Saturday, June 24, 2017

Death Race 2050 2017 2 out of 10


Death Race 2050 2017  2 out of 10

I've been waiting for them to make a good remake of Death Race 2000 for a long time.   The 1975 Cult Classic featured racers in the near future of the year 2000 (LOL)  as contestants in a cross country race where they score points for running people over.   It was a strange film that starred David Carradine as a driver called Frankenstein and a Sly Stallone as Machine Gun Joe.   The original was a cheesy dark comedy that gained cult movie status.   It was a film that one wished they would remake

.....and that finally happened in 2008 starring kick ass action star Jason Statham. Unfortunately the film just didn't capture the same spirit as the original  by getting rid of the main elements of the original and turned it into basically just a care race film.  It also completely wasted Jason Statham's butt kicking talents.   Apparently this film had 2 lower budget  direct to video sequels (which I haven't seen).   
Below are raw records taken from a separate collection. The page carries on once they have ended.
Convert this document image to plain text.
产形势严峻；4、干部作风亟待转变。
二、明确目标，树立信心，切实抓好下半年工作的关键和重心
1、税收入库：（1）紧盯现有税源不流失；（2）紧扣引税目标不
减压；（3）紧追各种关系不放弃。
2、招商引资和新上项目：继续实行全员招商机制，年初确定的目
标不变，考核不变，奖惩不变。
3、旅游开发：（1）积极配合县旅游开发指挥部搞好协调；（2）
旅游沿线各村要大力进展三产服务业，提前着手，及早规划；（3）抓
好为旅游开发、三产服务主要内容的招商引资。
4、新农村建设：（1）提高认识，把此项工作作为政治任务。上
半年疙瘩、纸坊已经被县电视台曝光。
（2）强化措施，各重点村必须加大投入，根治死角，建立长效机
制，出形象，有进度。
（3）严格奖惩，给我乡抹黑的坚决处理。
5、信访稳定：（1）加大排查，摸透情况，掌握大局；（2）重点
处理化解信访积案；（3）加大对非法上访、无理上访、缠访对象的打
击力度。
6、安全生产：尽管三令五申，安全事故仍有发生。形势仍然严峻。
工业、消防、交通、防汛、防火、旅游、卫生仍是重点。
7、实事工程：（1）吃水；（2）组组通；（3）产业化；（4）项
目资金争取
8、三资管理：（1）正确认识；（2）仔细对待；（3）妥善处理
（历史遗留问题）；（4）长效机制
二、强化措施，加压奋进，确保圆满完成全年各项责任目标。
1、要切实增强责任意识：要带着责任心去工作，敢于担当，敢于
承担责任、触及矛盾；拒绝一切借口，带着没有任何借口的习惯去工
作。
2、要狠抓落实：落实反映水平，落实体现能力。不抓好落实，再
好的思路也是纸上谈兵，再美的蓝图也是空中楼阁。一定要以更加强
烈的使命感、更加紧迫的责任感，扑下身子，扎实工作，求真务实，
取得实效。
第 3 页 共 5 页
Then the other day I noticed and recorded Roger Corman's Death Race 2050.   Roger Corman wanted to bring the series back to it's campy roots and that he did.  Unfortunately the film is a complete dud.  It is just a silly super low budget remake now set in the year 2050.   The movie starts off with a terrible joke as one of he racers named Terrorist Tammy ---blows up some people in the stands before the race begins.   With all the recent terror attacks this scene was just in poor taste and not remotely funny.  I know I'm watching a movie where drivers run people over for points, but this scene just didn't sit right with me.   

The characters:  The characters in this movie are lame caricatures.  Perfectus (who has gender identification issues).   Minerva is a rapper turned racer that sings the dumbest song possible while trying to run people over.   There is a self driving car called A.B.E. that is trying to discover who he is and Tammy the Terrorist a religious cult leader.   And the star of the film Frankenstein who looks like a Mad Max wannabe.  
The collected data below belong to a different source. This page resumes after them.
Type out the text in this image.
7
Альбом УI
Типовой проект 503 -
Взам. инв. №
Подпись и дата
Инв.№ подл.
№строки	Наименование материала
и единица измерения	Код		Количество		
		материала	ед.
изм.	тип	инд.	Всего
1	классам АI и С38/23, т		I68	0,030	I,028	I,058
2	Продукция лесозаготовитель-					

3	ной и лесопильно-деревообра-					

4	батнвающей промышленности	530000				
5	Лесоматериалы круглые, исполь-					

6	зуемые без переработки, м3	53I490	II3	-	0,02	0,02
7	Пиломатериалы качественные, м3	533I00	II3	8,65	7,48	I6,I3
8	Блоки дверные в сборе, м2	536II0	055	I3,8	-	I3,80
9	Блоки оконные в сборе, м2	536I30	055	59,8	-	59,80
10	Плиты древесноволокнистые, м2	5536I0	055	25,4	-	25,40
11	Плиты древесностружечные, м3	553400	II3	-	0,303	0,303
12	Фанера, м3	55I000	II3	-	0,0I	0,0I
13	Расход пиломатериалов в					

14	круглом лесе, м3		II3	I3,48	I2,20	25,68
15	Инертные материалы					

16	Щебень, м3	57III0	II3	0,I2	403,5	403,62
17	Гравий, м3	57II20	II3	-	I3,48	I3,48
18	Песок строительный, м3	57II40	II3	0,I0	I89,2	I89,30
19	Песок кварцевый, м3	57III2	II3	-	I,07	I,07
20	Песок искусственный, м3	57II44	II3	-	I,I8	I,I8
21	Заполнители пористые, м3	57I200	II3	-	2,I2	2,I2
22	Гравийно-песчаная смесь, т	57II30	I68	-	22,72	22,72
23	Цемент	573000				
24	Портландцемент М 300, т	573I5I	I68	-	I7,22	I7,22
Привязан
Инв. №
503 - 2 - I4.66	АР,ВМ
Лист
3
The Cars:  The cars in this film are so weak.  They look like they were made out of cheap plastic as part of a kids build cars reality show. 
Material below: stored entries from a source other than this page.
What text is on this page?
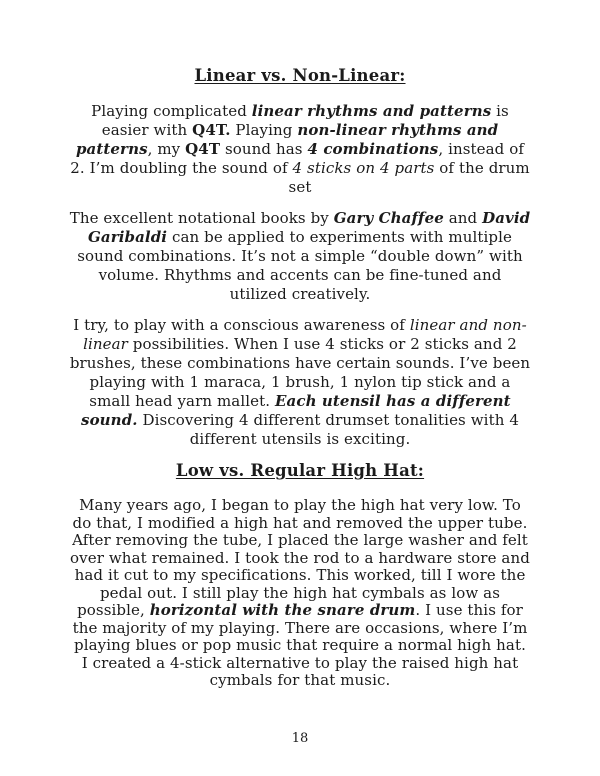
Linear vs. Non-Linear:

Playing complicated linear rhythms and patterns is easier with Q4T. Playing non-linear rhythms and patterns, my Q4T sound has 4 combinations, instead of 2. I’m doubling the sound of 4 sticks on 4 parts of the drum set

The excellent notational books by Gary Chaffee and David Garibaldi can be applied to experiments with multiple sound combinations. It’s not a simple “double down” with volume. Rhythms and accents can be fine-tuned and utilized creatively.

I try, to play with a conscious awareness of linear and non-linear possibilities. When I use 4 sticks or 2 sticks and 2 brushes, these combinations have certain sounds. I’ve been playing with 1 maraca, 1 brush, 1 nylon tip stick and a small head yarn mallet. Each utensil has a different sound. Discovering 4 different drumset tonalities with 4 different utensils is exciting.

Low vs. Regular High Hat:

Many years ago, I began to play the high hat very low. To do that, I modified a high hat and removed the upper tube. After removing the tube, I placed the large washer and felt over what remained. I took the rod to a hardware store and had it cut to my specifications. This worked, till I wore the pedal out. I still play the high hat cymbals as low as possible, horizontal with the snare drum. I use this for the majority of my playing. There are occasions, where I’m playing blues or pop music that require a normal high hat. I created a 4-stick alternative to play the raised high hat cymbals for that music.

18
The Movie itself:  The movie was just dull. There was nothing exciting about these cheap looking cars driving around empty streets with the occasionally running over of a small group of extras.  The movie wanted to be Mad Max -but comes off as Slighty Annoyed Max.  It was just so low budget that it had no teeth.  The plot was forgettable and I wish I had just watched the trailer and skipped the film.  I don't know how on earth they got Malcolm Mcdowell to play the president in this piece of junk.